Nothing comes

So difficult to sit doing nothing
unless enforced by the presence of others.
Alone, I want to be busy every moment.

What makes me uneasy with stillness?
Uneasiness itself?

I’m not doing anything!

You are breathing, pumping blood.
Holding down the chair.
Filling space.
Dying.

No. That word
came from elsewhere than cleverness.
That word is
closer to the bones.

Twisted Snow Gums, Charlottes Pass, Kosciuszko National Park, 14th May 2009. Photo by Jack Heyward.

 

 

 

 

 

Why do I fear unbusyness?
Is it like death?

Or is it like a tree? Or a rock? Being
without time
or action.

Entropy.

 


Image: Twisted Snow Gums in the mist near Charlottes Pass, Kosciuszko National Park, 14th May 2009. By Jack Heywood. [Public Domain Mark 1.0]

 

2 comments On Nothing comes

  • Mike, THANKS FOR SHARING—one of your poems I like the best!
    I’m laying here in Kendal’s Care Center following a knee replacement surgery

    • Yes, Dear One. I’m holding you in wellness and tenderness.

      Here’s something I just wrote to a corresponded who was puzzled by the poem:

      For me, craving busyness feels like a kind of avoidance of the heart-deep vulnerability which stillness and silence make space for. This is true not only during meditation but also during any part of the day when I am not “doing something.”

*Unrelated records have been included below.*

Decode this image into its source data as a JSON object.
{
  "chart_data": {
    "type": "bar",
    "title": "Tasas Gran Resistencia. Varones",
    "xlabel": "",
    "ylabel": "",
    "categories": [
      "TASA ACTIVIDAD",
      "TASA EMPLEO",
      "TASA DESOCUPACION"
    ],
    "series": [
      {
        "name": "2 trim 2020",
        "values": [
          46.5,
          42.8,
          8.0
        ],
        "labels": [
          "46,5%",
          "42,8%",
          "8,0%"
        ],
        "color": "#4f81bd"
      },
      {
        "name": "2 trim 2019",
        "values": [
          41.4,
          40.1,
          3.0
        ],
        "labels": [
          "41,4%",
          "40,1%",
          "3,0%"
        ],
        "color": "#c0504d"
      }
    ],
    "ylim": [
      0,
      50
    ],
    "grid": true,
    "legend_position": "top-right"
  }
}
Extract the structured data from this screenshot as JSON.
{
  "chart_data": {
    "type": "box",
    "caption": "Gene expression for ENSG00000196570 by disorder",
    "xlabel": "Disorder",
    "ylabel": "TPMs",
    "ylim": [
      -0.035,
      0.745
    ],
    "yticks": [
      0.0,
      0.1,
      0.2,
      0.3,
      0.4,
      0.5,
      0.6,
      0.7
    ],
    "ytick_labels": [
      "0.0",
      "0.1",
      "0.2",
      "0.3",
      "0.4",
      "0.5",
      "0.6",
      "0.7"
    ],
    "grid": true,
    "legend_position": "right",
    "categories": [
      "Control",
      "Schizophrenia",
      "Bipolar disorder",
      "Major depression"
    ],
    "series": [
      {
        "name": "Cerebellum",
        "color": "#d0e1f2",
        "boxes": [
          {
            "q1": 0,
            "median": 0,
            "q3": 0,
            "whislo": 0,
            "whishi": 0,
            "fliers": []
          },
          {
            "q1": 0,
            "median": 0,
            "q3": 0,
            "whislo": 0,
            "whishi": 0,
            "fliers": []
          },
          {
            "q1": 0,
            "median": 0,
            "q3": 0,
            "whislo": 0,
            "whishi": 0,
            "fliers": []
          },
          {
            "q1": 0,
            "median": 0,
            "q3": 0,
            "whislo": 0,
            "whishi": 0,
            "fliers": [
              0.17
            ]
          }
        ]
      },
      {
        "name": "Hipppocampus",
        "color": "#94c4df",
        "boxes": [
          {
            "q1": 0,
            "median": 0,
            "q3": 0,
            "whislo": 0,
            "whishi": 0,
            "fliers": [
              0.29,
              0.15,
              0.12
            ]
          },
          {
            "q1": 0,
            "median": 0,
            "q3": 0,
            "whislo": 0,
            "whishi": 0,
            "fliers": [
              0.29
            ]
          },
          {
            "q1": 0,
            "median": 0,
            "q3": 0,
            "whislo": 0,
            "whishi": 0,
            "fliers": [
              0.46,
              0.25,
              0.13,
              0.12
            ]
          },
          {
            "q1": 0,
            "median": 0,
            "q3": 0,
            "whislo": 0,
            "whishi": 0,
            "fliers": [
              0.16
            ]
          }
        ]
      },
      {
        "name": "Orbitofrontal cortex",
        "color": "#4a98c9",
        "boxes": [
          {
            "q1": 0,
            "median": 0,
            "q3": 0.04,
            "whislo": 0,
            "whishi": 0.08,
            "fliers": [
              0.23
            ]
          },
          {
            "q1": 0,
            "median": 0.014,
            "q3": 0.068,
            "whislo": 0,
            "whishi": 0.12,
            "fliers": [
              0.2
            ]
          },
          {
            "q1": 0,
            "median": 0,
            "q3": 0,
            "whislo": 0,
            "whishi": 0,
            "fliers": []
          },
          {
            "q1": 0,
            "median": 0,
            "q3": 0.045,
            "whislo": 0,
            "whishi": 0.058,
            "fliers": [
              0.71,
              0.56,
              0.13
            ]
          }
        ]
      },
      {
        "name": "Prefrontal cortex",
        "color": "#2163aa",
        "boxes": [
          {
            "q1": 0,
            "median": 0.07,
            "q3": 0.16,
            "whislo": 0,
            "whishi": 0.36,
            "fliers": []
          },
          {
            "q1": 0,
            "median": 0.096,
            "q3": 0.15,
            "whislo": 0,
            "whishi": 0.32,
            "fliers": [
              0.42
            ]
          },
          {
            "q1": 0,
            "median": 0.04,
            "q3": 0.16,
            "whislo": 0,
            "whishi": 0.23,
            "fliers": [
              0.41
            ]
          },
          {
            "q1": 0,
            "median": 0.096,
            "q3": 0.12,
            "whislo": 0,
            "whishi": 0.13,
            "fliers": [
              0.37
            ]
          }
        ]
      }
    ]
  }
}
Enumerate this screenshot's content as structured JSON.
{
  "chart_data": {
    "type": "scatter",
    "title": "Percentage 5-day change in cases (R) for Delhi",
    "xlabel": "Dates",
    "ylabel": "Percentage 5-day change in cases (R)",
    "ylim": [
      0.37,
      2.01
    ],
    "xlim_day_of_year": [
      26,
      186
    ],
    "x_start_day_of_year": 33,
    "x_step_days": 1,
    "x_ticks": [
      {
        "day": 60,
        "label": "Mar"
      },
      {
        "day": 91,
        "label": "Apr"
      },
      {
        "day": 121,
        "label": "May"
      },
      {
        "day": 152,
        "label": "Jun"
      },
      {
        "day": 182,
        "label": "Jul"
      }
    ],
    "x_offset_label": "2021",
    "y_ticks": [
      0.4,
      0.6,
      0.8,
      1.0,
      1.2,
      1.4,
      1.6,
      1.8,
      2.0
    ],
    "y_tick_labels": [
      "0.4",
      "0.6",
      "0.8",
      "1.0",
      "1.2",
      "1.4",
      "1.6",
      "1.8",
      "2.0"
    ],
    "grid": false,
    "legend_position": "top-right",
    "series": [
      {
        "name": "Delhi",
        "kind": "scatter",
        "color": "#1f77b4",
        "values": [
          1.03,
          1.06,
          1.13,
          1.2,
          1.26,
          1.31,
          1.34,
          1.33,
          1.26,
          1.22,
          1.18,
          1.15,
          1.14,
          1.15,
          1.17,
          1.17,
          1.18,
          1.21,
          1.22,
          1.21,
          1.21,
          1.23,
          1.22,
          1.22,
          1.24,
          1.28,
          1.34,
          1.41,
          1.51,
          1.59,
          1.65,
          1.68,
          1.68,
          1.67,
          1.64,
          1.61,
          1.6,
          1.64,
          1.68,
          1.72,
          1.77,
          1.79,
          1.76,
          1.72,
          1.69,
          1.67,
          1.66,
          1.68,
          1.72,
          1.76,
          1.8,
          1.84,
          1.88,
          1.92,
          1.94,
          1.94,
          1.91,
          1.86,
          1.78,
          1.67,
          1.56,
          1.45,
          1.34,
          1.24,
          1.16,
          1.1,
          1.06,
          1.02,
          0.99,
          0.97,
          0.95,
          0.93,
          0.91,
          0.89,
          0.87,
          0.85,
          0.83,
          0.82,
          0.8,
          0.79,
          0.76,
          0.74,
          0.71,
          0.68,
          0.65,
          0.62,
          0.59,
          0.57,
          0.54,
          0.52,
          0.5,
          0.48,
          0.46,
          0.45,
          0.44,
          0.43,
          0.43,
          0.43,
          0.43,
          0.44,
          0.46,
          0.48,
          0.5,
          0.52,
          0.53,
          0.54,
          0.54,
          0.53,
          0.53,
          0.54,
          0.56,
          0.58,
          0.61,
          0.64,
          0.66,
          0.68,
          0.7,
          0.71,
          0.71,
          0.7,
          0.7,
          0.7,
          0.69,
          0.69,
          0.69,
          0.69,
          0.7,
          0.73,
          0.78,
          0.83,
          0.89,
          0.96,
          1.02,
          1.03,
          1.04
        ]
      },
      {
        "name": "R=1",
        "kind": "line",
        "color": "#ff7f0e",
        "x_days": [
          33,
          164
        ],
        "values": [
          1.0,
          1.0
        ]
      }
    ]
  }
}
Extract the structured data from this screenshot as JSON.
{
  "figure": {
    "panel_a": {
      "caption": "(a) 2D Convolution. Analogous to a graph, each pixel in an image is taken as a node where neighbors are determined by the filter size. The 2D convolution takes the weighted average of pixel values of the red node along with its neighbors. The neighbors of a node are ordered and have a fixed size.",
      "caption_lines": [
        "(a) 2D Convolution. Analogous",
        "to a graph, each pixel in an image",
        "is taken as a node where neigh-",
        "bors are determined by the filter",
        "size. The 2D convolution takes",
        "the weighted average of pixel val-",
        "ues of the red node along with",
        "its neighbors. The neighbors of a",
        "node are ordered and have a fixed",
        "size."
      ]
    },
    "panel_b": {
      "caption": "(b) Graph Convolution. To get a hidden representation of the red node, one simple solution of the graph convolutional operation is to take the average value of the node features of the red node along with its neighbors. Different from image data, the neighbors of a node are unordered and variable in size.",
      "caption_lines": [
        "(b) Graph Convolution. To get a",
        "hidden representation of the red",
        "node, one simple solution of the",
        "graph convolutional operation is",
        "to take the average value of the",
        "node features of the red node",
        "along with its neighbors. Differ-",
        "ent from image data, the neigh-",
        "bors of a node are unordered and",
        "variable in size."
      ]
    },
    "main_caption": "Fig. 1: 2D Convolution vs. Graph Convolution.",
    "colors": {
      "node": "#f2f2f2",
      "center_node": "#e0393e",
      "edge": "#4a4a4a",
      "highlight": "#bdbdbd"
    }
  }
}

      When I’m in worship at Quaker Meeting I can accept this and go with its uncertain flow. When I’m alone, that is much more difficult. Somehow the presence of other Friends creates a safe space for my own empty space, so to speak.

      Alone, I have only my own monkey mind to listen to. Since we moved, I’ve been deliberately observing this habitual pattern of “needing” to fill every moment with activity. It’s a trait I can see in myself all the way back to childhood. Sort of the shadow side of my unending curiosity in engagement with everything that passes through my life.

      There’s nothing wrong with busyness, yet my discomfort in times of not being busy raises a red flag.

      In the poem, this is the verse that seeks to name that discomfort:

      Dying.

      No. That word
      came from elsewhere than cleverness.
      That word is
      closer to the bones.

      The resolution, such as it is, speaks to a different, more difficult yet more rich alternative:

      Why do I fear unbusyness?
      Is it like death?

      Or is it like a tree? Or a rock? Being
      without time
      or action.

      Entropy.

      It’s the classic challenge of sitting with one’s discomfort rather than seeking distractions.

      How does one sit with and make space in oneself for mortality or change? For entropy?

      Like a tree or a rock, in the moment, not counting time, not trying to do something. Just bearing with whatever is.

      In other words, entropy is the ally rather than the enemy.